= Girl with a Red Beret and Pompom =

Painting by Pablo Picasso

Girl with a Red Beret and Pompom. Pablo Picasso, oil on canvas, 1937.

Girl with a Red Beret and Pompom is a 1937 painting by Pablo Picasso. It hangs in the main reception area of the private member's club Annabel's in Berkeley Square in London's Mayfair district.

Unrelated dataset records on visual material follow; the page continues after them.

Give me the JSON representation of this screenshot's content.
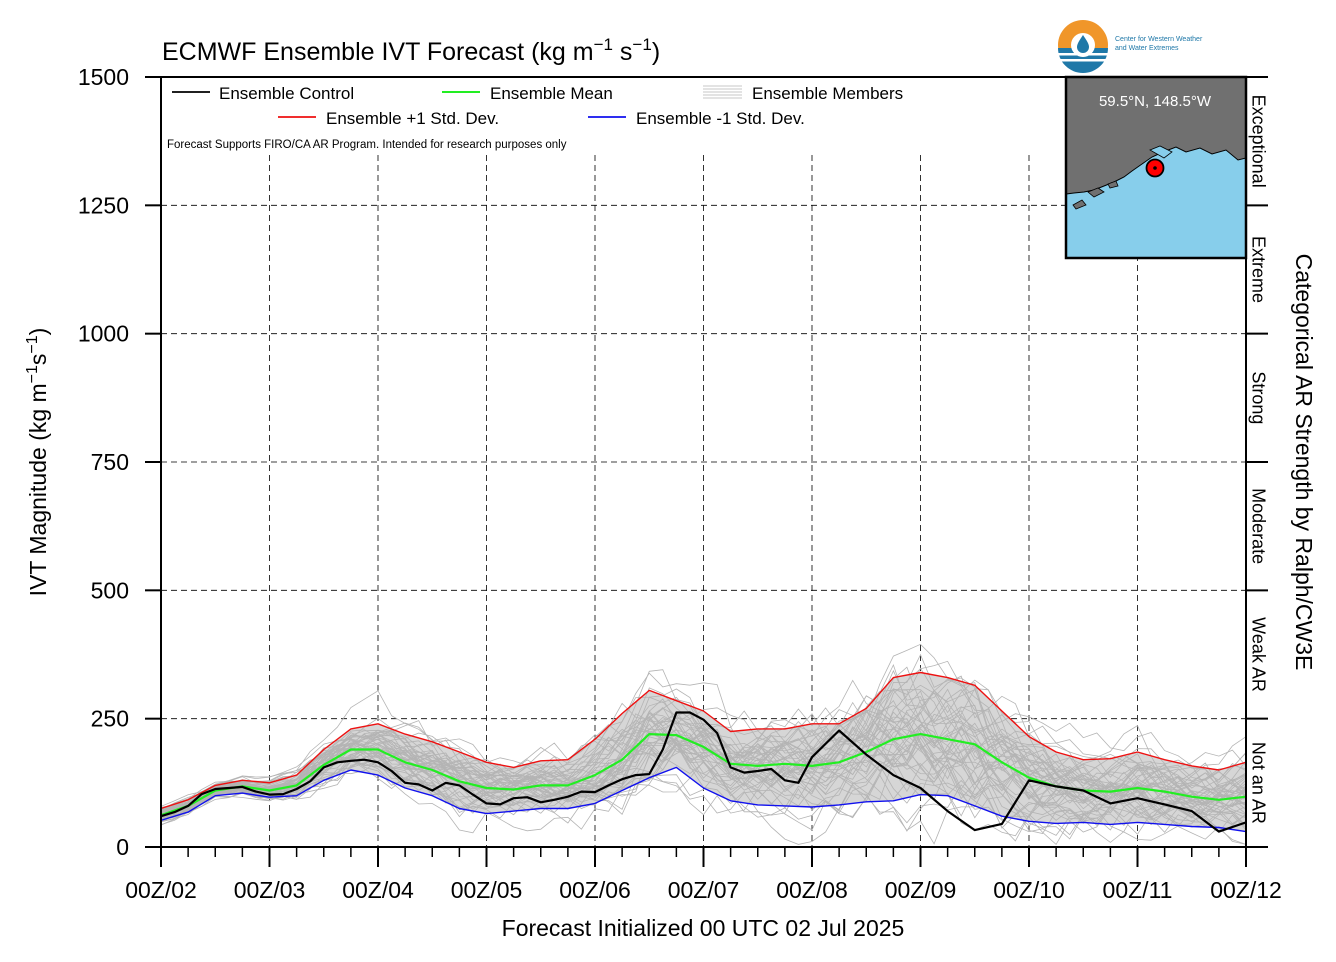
{
  "header": {
    "title": "ECMWF Ensemble IVT Forecast (kg m",
    "title_exp1": "−1",
    "title_mid": " s",
    "title_exp2": "−1",
    "title_end": ")",
    "logo_text_line1": "Center for Western Weather",
    "logo_text_line2": "and Water Extremes"
  },
  "inset": {
    "location_label": "59.5°N, 148.5°W"
  },
  "legend": {
    "control": "Ensemble Control",
    "mean": "Ensemble Mean",
    "members": "Ensemble Members",
    "plus_std": "Ensemble +1 Std. Dev.",
    "minus_std": "Ensemble -1 Std. Dev.",
    "disclaimer": "Forecast Supports FIRO/CA AR Program. Intended for research purposes only"
  },
  "colors": {
    "control": "#000000",
    "mean": "#22ee22",
    "plus_std": "#ee1111",
    "minus_std": "#1111ee",
    "members": "#b4b4b4",
    "spread_fill": "#d6d6d6",
    "ocean": "#87ceeb",
    "land": "#707070",
    "logo_orange": "#f0962a",
    "logo_blue": "#1f78a8"
  },
  "axes": {
    "ylabel_main": "IVT Magnitude (kg m",
    "ylabel_exp1": "−1",
    "ylabel_mid": "s",
    "ylabel_exp2": "−1",
    "ylabel_end": ")",
    "xlabel": "Forecast Initialized 00 UTC 02 Jul 2025",
    "right_label": "Categorical AR Strength by Ralph/CW3E",
    "categories": [
      {
        "label": "Not an AR",
        "from": 0,
        "to": 250
      },
      {
        "label": "Weak AR",
        "from": 250,
        "to": 500
      },
      {
        "label": "Moderate",
        "from": 500,
        "to": 750
      },
      {
        "label": "Strong",
        "from": 750,
        "to": 1000
      },
      {
        "label": "Extreme",
        "from": 1000,
        "to": 1250
      },
      {
        "label": "Exceptional",
        "from": 1250,
        "to": 1500
      }
    ]
  },
  "chart_data": {
    "type": "line",
    "title": "ECMWF Ensemble IVT Forecast (kg m−1 s−1)",
    "xlabel": "Forecast Initialized 00 UTC 02 Jul 2025",
    "ylabel": "IVT Magnitude (kg m−1s−1)",
    "ylim": [
      0,
      1500
    ],
    "yticks": [
      0,
      250,
      500,
      750,
      1000,
      1250,
      1500
    ],
    "xlim": [
      0,
      240
    ],
    "x_unit": "forecast hours",
    "xticks": [
      {
        "x": 0,
        "label": "00Z/02"
      },
      {
        "x": 24,
        "label": "00Z/03"
      },
      {
        "x": 48,
        "label": "00Z/04"
      },
      {
        "x": 72,
        "label": "00Z/05"
      },
      {
        "x": 96,
        "label": "00Z/06"
      },
      {
        "x": 120,
        "label": "00Z/07"
      },
      {
        "x": 144,
        "label": "00Z/08"
      },
      {
        "x": 168,
        "label": "00Z/09"
      },
      {
        "x": 192,
        "label": "00Z/10"
      },
      {
        "x": 216,
        "label": "00Z/11"
      },
      {
        "x": 240,
        "label": "00Z/12"
      }
    ],
    "grid": true,
    "legend_position": "top-left",
    "series": [
      {
        "name": "Ensemble Control",
        "x": [
          0,
          3,
          6,
          9,
          12,
          15,
          18,
          21,
          24,
          27,
          30,
          33,
          36,
          39,
          42,
          45,
          48,
          51,
          54,
          57,
          60,
          63,
          66,
          69,
          72,
          75,
          78,
          81,
          84,
          87,
          90,
          93,
          96,
          99,
          102,
          105,
          108,
          111,
          114,
          117,
          120,
          123,
          126,
          129,
          132,
          135,
          138,
          141,
          144,
          150,
          156,
          162,
          168,
          174,
          180,
          186,
          192,
          198,
          204,
          210,
          216,
          222,
          228,
          234,
          240
        ],
        "y": [
          60,
          68,
          80,
          103,
          113,
          115,
          117,
          108,
          102,
          103,
          113,
          128,
          155,
          165,
          168,
          170,
          165,
          148,
          125,
          122,
          110,
          125,
          120,
          102,
          85,
          83,
          95,
          97,
          87,
          92,
          98,
          108,
          107,
          120,
          132,
          140,
          142,
          190,
          262,
          262,
          248,
          222,
          155,
          145,
          148,
          152,
          130,
          125,
          175,
          227,
          180,
          140,
          115,
          70,
          33,
          45,
          130,
          118,
          110,
          85,
          95,
          83,
          70,
          30,
          48
        ]
      },
      {
        "name": "Ensemble Mean",
        "x": [
          0,
          6,
          12,
          18,
          24,
          30,
          36,
          42,
          48,
          54,
          60,
          66,
          72,
          78,
          84,
          90,
          96,
          102,
          108,
          114,
          120,
          126,
          132,
          138,
          144,
          150,
          156,
          162,
          168,
          174,
          180,
          186,
          192,
          198,
          204,
          210,
          216,
          222,
          228,
          234,
          240
        ],
        "y": [
          62,
          80,
          110,
          118,
          110,
          120,
          160,
          190,
          190,
          165,
          150,
          128,
          115,
          112,
          120,
          120,
          140,
          170,
          220,
          218,
          195,
          162,
          158,
          162,
          158,
          165,
          185,
          210,
          220,
          210,
          200,
          165,
          135,
          118,
          110,
          108,
          115,
          108,
          98,
          92,
          98
        ]
      },
      {
        "name": "Ensemble +1 Std. Dev.",
        "x": [
          0,
          6,
          12,
          18,
          24,
          30,
          36,
          42,
          48,
          54,
          60,
          66,
          72,
          78,
          84,
          90,
          96,
          102,
          108,
          114,
          120,
          126,
          132,
          138,
          144,
          150,
          156,
          162,
          168,
          174,
          180,
          186,
          192,
          198,
          204,
          210,
          216,
          222,
          228,
          234,
          240
        ],
        "y": [
          75,
          92,
          120,
          130,
          125,
          140,
          190,
          230,
          240,
          220,
          205,
          185,
          165,
          155,
          168,
          170,
          210,
          260,
          305,
          285,
          265,
          225,
          230,
          230,
          240,
          240,
          270,
          330,
          340,
          330,
          315,
          265,
          215,
          185,
          170,
          172,
          185,
          170,
          158,
          150,
          165
        ]
      },
      {
        "name": "Ensemble -1 Std. Dev.",
        "x": [
          0,
          6,
          12,
          18,
          24,
          30,
          36,
          42,
          48,
          54,
          60,
          66,
          72,
          78,
          84,
          90,
          96,
          102,
          108,
          114,
          120,
          126,
          132,
          138,
          144,
          150,
          156,
          162,
          168,
          174,
          180,
          186,
          192,
          198,
          204,
          210,
          216,
          222,
          228,
          234,
          240
        ],
        "y": [
          52,
          68,
          100,
          105,
          97,
          100,
          130,
          150,
          140,
          115,
          100,
          75,
          65,
          70,
          75,
          75,
          85,
          110,
          135,
          155,
          115,
          90,
          82,
          80,
          78,
          82,
          88,
          90,
          102,
          100,
          80,
          60,
          50,
          46,
          48,
          44,
          48,
          44,
          40,
          38,
          30
        ]
      }
    ]
  }
}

The painting depicts Picasso's lover Marie-Thérèse Walter. It was one of a series of Thérèse Walter painted by Picasso in December 1937. A portrait of Thérèse Walter painted the previous day to the Girl with a Red Beret and Pompom sold in 2013 for £7.5 million at Christie's auction house in New York. Picasso's daughter by Thérèse Walter, Maya Ruiz-Picasso, feels that Girl with a Red Beret and Pompom depicts both her mother and the woman that Picasso left her for, Dora Maar. Ruiz-Picasso said that "My father...never tired of drawing [my mother], painting her, sculpting her, engraving her. But in this painting, it's a combination of my mother and Dora Maar. It's my mother's hair and eyes, but the nose and tones recall Dora Maar, who entered his life in 1936, shortly after I was born".

It was bought by the British businessman Richard Caring in 2017 for a price believed to be between £20-30 million. Caring "renamed" the painting Annabel after Annabel's, the private member's club in Berkeley Square. The club itself was established by Mark Birley in 1963 and was named for Birley's wife, Annabel Goldsmith. Caring bought the club in 2007. The art critic Jonathan Jones, writing in The Guardian, felt that what "[Caring] has done, with laughable arrogance, is to try to short-circuit the complex, elusive processes by which works of art pick up their nicknames over the centuries. But we should not be so religious about the names we pin on art. They distract us from looking at the image. As acts of idiocy go, this is therefore enlightening. A Picasso by any other name still has wonky eyes and a nose going off for a walk". The Times reported that it was staff at Annabel's who had given the painting its new nickname in February 2018.